Bangladesh based Warid Telecom has announced plans to invest around US$250 million over the next twelve months to expand its network coverage. The company, which only launched its service a year ago is already the country's fourth largest operator by subscriber numbers.

"We haven't reached the optimum level in terms of subscriber acquisition," said Warid's CEO, Muneer Farooqui, adding, "Our strategy is to go ahead with best quality network. So, we have no intention to have a huge number of subscribers if we fail to provide them best services only."

Farooqui also called on the government to lower the BDT800 (US$11.80) tax on each SIM card sold - which was only introduced in 2004 - as it was slowing the expansion of mobile services into rural areas. "This tax is tremendously affecting our business," he said.

The operator launched its network with coverage in 28 districts, which has now been expanded to include 61 districts - out of 64 for the country as a whole.

The country already has six operators - and according to figures from the Mobile World, ended last year with just under 34.4 million mobile subscribers - which is still a population penetration level of just 22.6%. Also worth noting is that while the country has six operators, only four of them are of any significant scale, Grameenphone (15m), Banglalink (6m) and Aktel (7m) and finally, Warid Telecom (2.1m). The two remaining long term incumbents, Citycell and Teletalk barely add up to 2 million customers between them.

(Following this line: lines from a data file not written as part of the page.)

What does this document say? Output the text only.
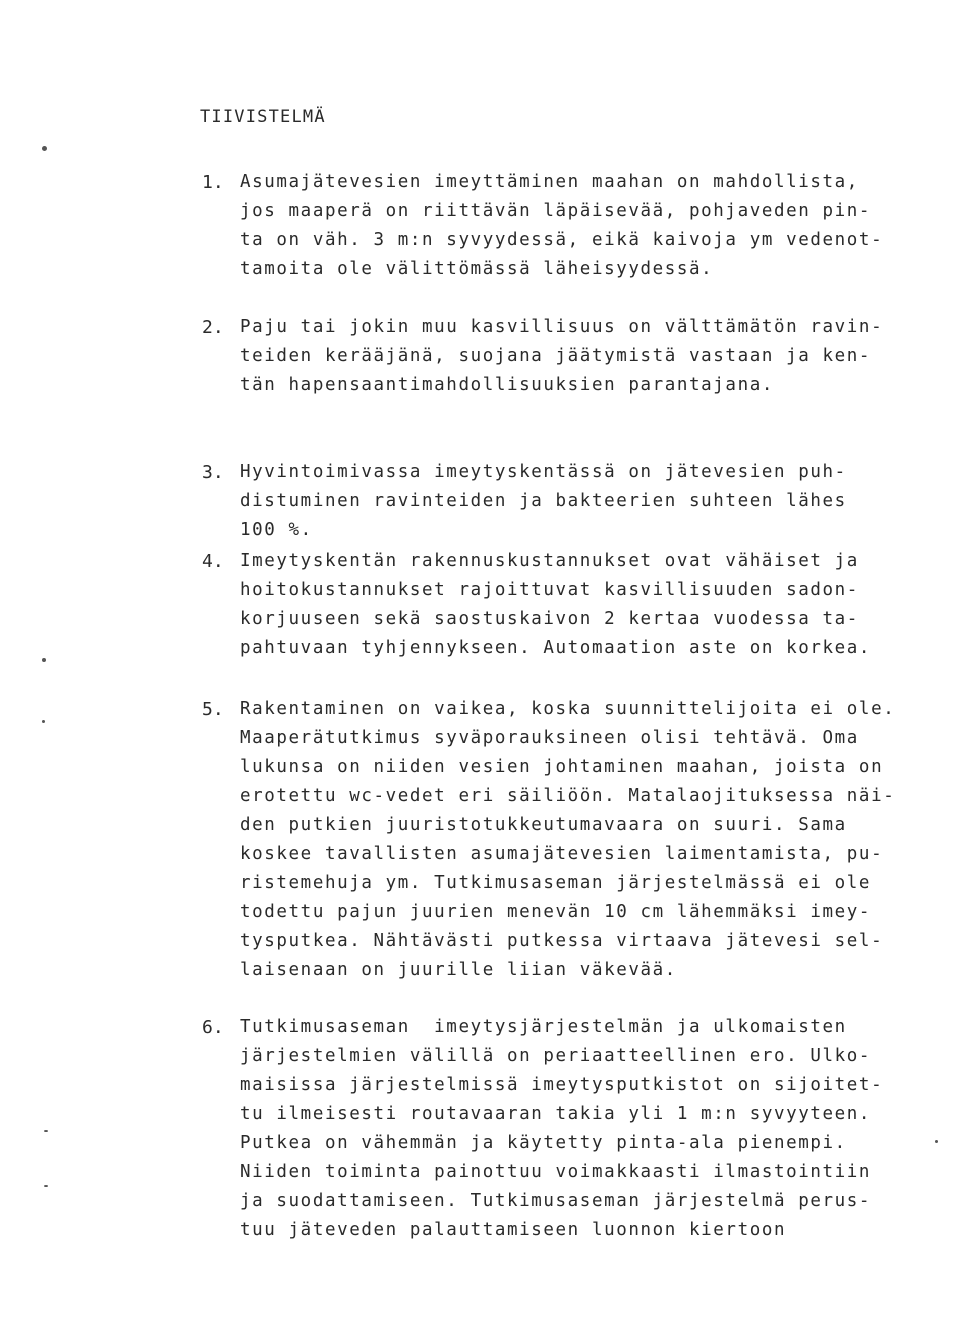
TIIVISTELMÄ
1. Asumajätevesien imeyttäminen maahan on mahdollista,
jos maaperä on riittävän läpäisevää, pohjaveden pin-
ta on väh. 3 m:n syvyydessä, eikä kaivoja ym vedenot-
tamoita ole välittömässä läheisyydessä.
2. Paju tai jokin muu kasvillisuus on välttämätön ravin-
teiden kerääjänä, suojana jäätymistä vastaan ja ken-
tän hapensaantimahdollisuuksien parantajana.
3. Hyvintoimivassa imeytyskentässä on jätevesien puh-
distuminen ravinteiden ja bakteerien suhteen lähes
100 %.
4. Imeytyskentän rakennuskustannukset ovat vähäiset ja
hoitokustannukset rajoittuvat kasvillisuuden sadon-
korjuuseen sekä saostuskaivon 2 kertaa vuodessa ta-
pahtuvaan tyhjennykseen. Automaation aste on korkea.
5. Rakentaminen on vaikea, koska suunnittelijoita ei ole.
Maaperätutkimus syväporauksineen olisi tehtävä. Oma
lukunsa on niiden vesien johtaminen maahan, joista on
erotettu wc-vedet eri säiliöön. Matalaojituksessa näi-
den putkien juuristotukkeutumavaara on suuri. Sama
koskee tavallisten asumajätevesien laimentamista, pu-
ristemehuja ym. Tutkimusaseman järjestelmässä ei ole
todettu pajun juurien menevän 10 cm lähemmäksi imey-
tysputkea. Nähtävästi putkessa virtaava jätevesi sel-
laisenaan on juurille liian väkevää.
6. Tutkimusaseman  imeytysjärjestelmän ja ulkomaisten
järjestelmien välillä on periaatteellinen ero. Ulko-
maisissa järjestelmissä imeytysputkistot on sijoitet-
tu ilmeisesti routavaaran takia yli 1 m:n syvyyteen.
Putkea on vähemmän ja käytetty pinta-ala pienempi.
Niiden toiminta painottuu voimakkaasti ilmastointiin
ja suodattamiseen. Tutkimusaseman järjestelmä perus-
tuu jäteveden palauttamiseen luonnon kiertoon
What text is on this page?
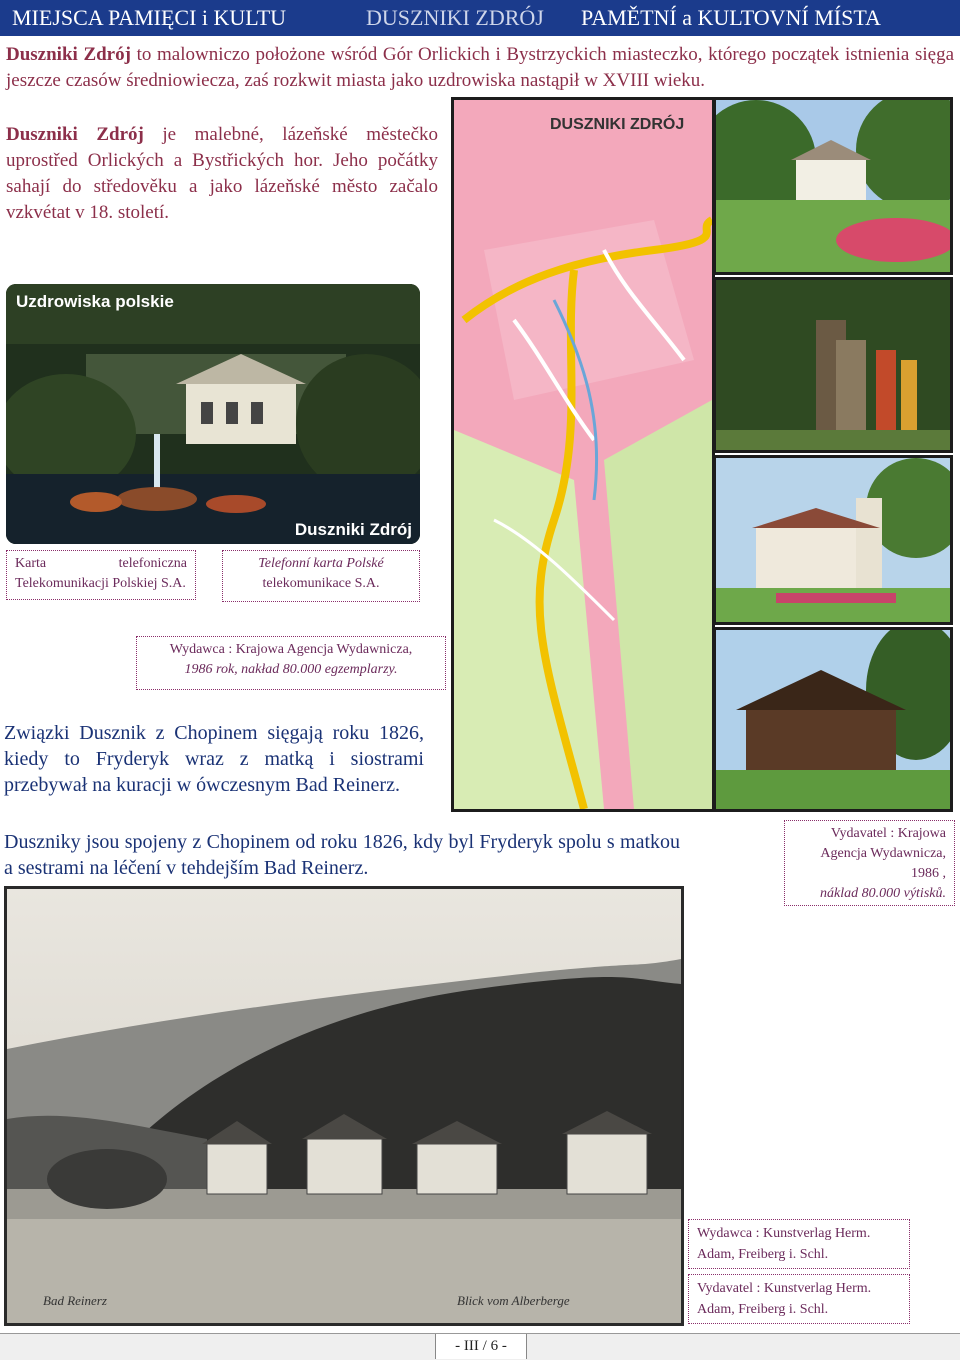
MIEJSCA PAMIĘCI i KULTU	DUSZNIKI ZDRÓJ PAMĚTNÍ a KULTOVNÍ MÍSTA
Duszniki Zdrój to malowniczo położone wśród Gór Orlickich i Bystrzyckich miasteczko, którego początek istnienia sięga jeszcze czasów średniowiecza, zaś rozkwit miasta jako uzdrowiska nastąpił w XVIII wieku.
Duszniki Zdrój je malebné, lázeňské městečko uprostřed Orlických a Bystřických hor. Jeho počátky sahají do středověku a jako lázeňské město začalo vzkvétat v 18. století.
Uzdrowiska polskie
Duszniki Zdrój
Karta telefoniczna Telekomunikacji Polskiej S.A.
Telefonní karta Polské
telekomunikace S.A.
DUSZNIKI ZDRÓJ
Wydawca : Krajowa Agencja Wydawnicza,
1986 rok, nakład 80.000 egzemplarzy.
Związki Dusznik z Chopinem sięgają roku 1826, kiedy to Fryderyk wraz z matką i siostrami przebywał na kuracji w ówczesnym Bad Reinerz.
Duszniky jsou spojeny z Chopinem od roku 1826, kdy byl Fryderyk spolu s matkou a sestrami na léčení v tehdejším Bad Reinerz.
Vydavatel : Krajowa
Agencja Wydawnicza,
1986 ,
náklad 80.000 výtisků.
Bad Reinerz	Blick vom Alberberge
Wydawca : Kunstverlag Herm. Adam, Freiberg i. Schl.
Vydavatel : Kunstverlag Herm. Adam, Freiberg i. Schl.
- III / 6 -
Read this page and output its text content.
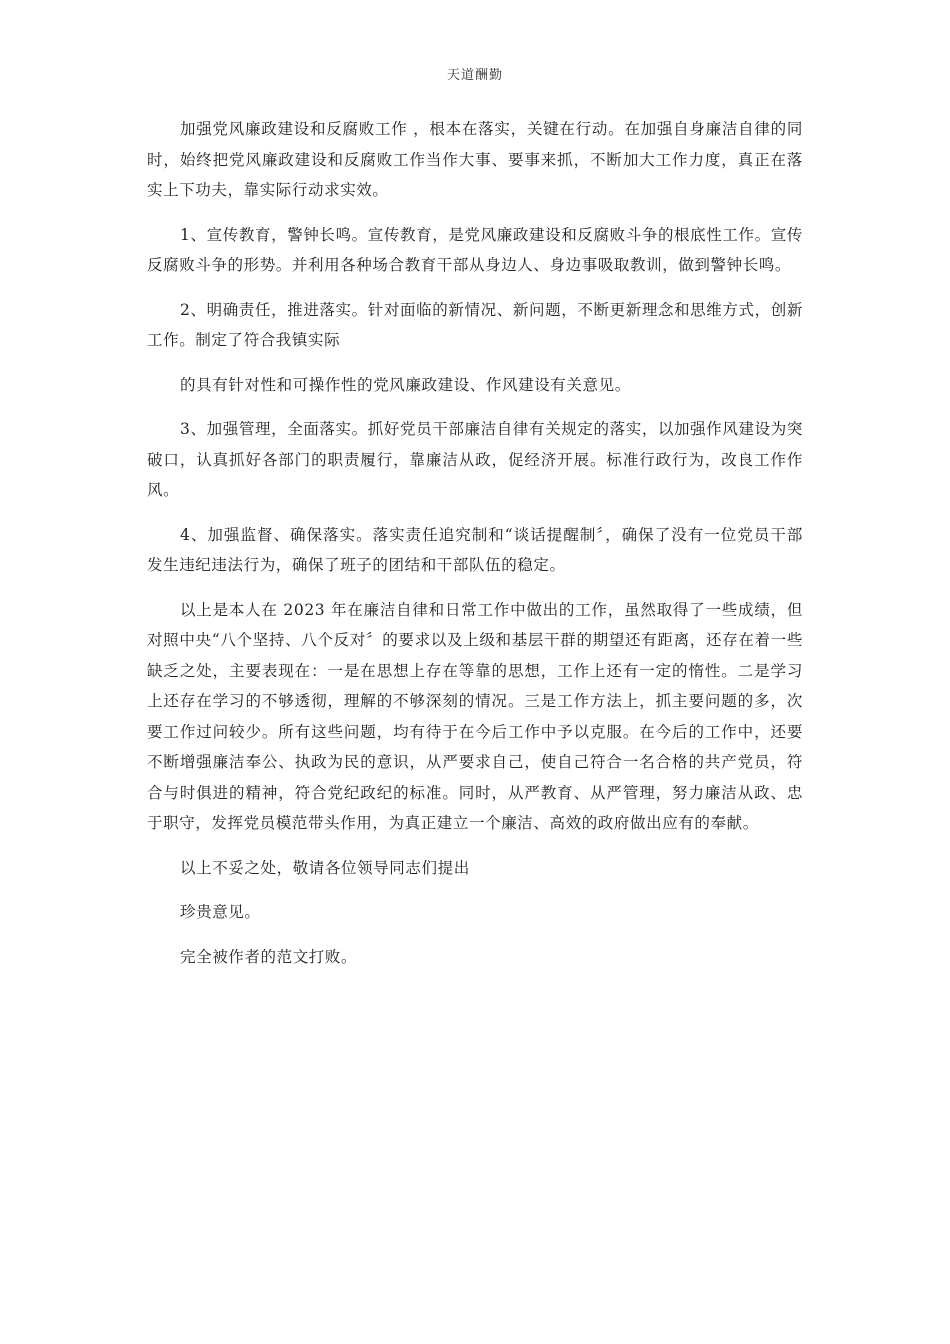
天道酬勤

加强党风廉政建设和反腐败工作 ，根本在落实，关键在行动。在加强自身廉洁自律的同时，始终把党风廉政建设和反腐败工作当作大事、要事来抓，不断加大工作力度，真正在落实上下功夫，靠实际行动求实效。

1、宣传教育，警钟长鸣。宣传教育，是党风廉政建设和反腐败斗争的根底性工作。宣传反腐败斗争的形势。并利用各种场合教育干部从身边人、身边事吸取教训，做到警钟长鸣。

2、明确责任，推进落实。针对面临的新情况、新问题，不断更新理念和思维方式，创新工作。制定了符合我镇实际

的具有针对性和可操作性的党风廉政建设、作风建设有关意见。

3、加强管理，全面落实。抓好党员干部廉洁自律有关规定的落实，以加强作风建设为突破口，认真抓好各部门的职责履行，靠廉洁从政，促经济开展。标准行政行为，改良工作作风。

4、加强监督、确保落实。落实责任追究制和“谈话提醒制〞，确保了没有一位党员干部发生违纪违法行为，确保了班子的团结和干部队伍的稳定。

以上是本人在 2023 年在廉洁自律和日常工作中做出的工作，虽然取得了一些成绩，但对照中央“八个坚持、八个反对〞的要求以及上级和基层干群的期望还有距离，还存在着一些缺乏之处，主要表现在：一是在思想上存在等靠的思想，工作上还有一定的惰性。二是学习上还存在学习的不够透彻，理解的不够深刻的情况。三是工作方法上，抓主要问题的多，次要工作过问较少。所有这些问题，均有待于在今后工作中予以克服。在今后的工作中，还要不断增强廉洁奉公、执政为民的意识，从严要求自己，使自己符合一名合格的共产党员，符合与时俱进的精神，符合党纪政纪的标准。同时，从严教育、从严管理，努力廉洁从政、忠于职守，发挥党员模范带头作用，为真正建立一个廉洁、高效的政府做出应有的奉献。

以上不妥之处，敬请各位领导同志们提出

珍贵意见。

完全被作者的范文打败。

The country is currently under military controlled emergency law, and it is expected that democratic elections may be held later this year. Brig General (Retd) MA Malek who head the Ministry of Telecommunications is a military appointment.

Vodafone has also been reported to be seeking an investment opportunity in the country - generally thought to be through a buyout of the 30% shareholder in Aktel, textiles group AK Khan for around US$300 million.